Im Rahmen des Charity-Frauenlaufs "Gemeinsam sind wir pink", begrüßte Bürgermeisterin Brigitte Meyerdierks am Dienstagabend die Vorsitzende von Brustkrebs Deutschland e.V. Renate Haidinger. Sie sprach in der Sinntalklinik über das Thema "Brustkrebs: Partnerschaft und Nähe".

Brustkrebs - kein Tabuthema mehr. Vereine wie Brustkrebs Deutschland und Frauen wie Renate Haidinger setzen sich dafür ein, dass betroffene Frauen eine Anlaufstelle finden, wo ihnen mit Information, Hilfe und Trost zur Seite gestanden wird. Zum achten Mal findet in Bad Brückenau nun schon der "Pink Lauf" statt und Meyerdierks umriss kurz, wie die Veranstaltung im Laufe der Jahre gewachsen ist. "Ich bin immer wieder berührt davon, wieviel Zusammenhalt und Solidarität wir bei diesem Lauf von Frauen für Frauen erfahren."

Haidinger sprach darüber, welche Auswirkungen eine solche Erkrankung auf Intimität, Partnerschaft im allgemeinen und auch das eigene Selbstbild haben kann.

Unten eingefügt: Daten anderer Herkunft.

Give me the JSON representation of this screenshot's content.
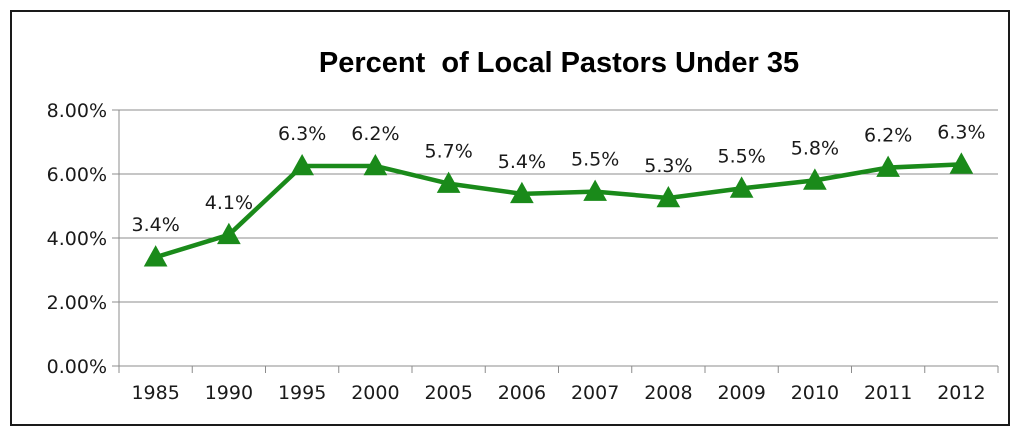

Leicht könne es passieren, erklärt sie, dass auftretende Probleme und Schwierigkeiten in einer Beziehung, vollständig der Erkrankung zugeschoben werden. Daher könne es hilfreich sein zu überdenken: "Was war vorher gut und wie ist es jetzt? Oder was war vorher schon problematisch und wie bin ich damit umgegangen und was hat sich verändert?"

Zeit der Sprachlosigkeit

Die Zeit der Chemotherapien, Bestrahlungen und Operationen sei oft eine Zeit der Sprachlosigkeit. "Leicht kann es zu Missverständnissen kommen, wenn Wünsche, Empfindungen und Dinge, die man im Moment vielleicht nicht möchte, nicht miteinander besprochen werden. Darum empfehle ich allen, über Ängste und Gefühle zu sprechen." Angst vor Unattraktivität oder Ablehnung kann entstehen und eigene Bedürfnisse können sich verändern. Doch immer wieder betont Haidinger: "Jede Frau ist anders." Eine solche Erkrankung ist ein großer Einschnitt in das Körperbild und Körpergefühl und es kann sehr schwer sein, den eigenen Körper wieder anzunehmen.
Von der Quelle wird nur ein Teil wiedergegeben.